'Red Mars' by Kim Stanley Robinson
Red Mars by Kim Stanley Robinson
My rating: 4 of 5 stars
Red Mars is a science fiction classic written in 1992. This book is everything I wanted and more, starting with first hundred astronauts and cosmonauts migrating to Mars to build the infrastructure such that more people can migrate. By the middle of the book, thousands of people migrate to Mars. The book explores various dimensions the epic project, not just technological challenges, but psychological effects, personality differences, and political interests by superpowers. The geography of Mars is written in vivid, majestic details.
1990s feels so close, yet it might as well been 19th-century Russia. Basically the only rational actors in Red Mars are all white men from United States. Female characters from Russia and Japan are described either to be emotionally unstable or worse cunningly manipulative characters who use sex to advance their career.
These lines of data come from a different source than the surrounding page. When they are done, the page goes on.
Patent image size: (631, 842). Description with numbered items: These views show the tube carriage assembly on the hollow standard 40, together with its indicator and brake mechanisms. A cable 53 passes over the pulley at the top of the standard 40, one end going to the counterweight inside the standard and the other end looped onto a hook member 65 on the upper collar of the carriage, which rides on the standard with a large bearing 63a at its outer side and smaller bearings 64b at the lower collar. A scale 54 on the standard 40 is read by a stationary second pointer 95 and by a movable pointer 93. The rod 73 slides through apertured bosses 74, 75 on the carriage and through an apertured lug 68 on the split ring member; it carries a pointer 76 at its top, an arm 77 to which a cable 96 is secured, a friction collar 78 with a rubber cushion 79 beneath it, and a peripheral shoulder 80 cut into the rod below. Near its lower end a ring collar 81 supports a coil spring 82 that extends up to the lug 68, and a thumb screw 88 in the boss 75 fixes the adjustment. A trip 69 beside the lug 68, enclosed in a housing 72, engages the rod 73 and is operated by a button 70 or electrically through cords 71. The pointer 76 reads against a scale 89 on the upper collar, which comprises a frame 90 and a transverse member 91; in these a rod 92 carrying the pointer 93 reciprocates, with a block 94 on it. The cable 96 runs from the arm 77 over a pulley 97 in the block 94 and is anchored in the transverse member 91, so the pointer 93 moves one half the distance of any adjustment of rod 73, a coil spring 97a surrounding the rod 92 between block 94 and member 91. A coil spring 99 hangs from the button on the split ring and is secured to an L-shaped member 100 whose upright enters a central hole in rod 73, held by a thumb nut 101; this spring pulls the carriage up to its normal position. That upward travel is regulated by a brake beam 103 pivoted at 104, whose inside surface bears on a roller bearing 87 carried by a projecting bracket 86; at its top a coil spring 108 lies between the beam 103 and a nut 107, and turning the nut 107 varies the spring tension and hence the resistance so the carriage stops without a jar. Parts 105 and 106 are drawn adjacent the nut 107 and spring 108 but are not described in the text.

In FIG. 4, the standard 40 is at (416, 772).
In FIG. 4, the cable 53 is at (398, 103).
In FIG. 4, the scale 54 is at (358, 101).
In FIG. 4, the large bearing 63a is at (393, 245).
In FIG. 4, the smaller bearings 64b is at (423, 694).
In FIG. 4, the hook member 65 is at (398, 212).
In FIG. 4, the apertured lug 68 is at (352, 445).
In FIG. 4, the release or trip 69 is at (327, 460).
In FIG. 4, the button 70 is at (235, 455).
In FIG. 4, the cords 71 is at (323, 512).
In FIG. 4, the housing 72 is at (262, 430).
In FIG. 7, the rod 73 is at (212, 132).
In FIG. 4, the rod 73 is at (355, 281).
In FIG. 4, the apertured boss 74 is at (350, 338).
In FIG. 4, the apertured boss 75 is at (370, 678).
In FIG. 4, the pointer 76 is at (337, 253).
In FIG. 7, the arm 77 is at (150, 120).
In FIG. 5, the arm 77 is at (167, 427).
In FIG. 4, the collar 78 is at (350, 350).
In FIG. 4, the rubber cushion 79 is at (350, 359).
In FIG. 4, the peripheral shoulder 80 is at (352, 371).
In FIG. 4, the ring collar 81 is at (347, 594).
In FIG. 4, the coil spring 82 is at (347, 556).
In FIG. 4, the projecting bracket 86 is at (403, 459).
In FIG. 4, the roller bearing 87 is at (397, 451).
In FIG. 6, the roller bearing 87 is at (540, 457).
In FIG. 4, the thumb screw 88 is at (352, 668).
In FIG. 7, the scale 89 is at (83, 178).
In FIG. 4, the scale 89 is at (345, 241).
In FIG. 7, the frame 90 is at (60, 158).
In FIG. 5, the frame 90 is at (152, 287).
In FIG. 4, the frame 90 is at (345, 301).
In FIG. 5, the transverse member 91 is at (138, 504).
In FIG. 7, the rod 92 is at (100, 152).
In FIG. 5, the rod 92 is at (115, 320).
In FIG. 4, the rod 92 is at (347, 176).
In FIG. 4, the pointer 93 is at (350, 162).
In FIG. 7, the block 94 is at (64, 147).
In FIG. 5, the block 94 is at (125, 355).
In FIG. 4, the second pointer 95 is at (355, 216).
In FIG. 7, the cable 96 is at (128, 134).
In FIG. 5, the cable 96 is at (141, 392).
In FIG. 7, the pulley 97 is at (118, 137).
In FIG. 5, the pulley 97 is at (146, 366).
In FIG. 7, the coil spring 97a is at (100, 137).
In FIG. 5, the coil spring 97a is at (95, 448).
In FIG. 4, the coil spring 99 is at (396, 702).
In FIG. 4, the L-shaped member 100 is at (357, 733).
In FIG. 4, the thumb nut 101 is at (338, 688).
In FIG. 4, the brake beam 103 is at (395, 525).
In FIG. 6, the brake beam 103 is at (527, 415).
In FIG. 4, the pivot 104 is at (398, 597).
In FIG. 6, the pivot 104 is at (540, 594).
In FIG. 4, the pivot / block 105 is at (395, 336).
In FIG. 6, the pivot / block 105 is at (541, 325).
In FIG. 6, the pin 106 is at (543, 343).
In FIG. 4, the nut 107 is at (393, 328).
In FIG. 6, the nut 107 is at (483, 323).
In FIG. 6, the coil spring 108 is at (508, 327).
Various different cultures and religious groups are described with somewhat predictable stereotypes of a tourist who visited the country for a week - to be fair described mostly in favorable way.
Sadly, I am not really sure if the reality of space exploration would be any different if it were to be launched in 2026 given that NASA or UN politics are mostly dominated by men. So maybe the present day readers should swallow this bitter pill as an inadvertently likely depiction of how Mars exploration would be chronicled.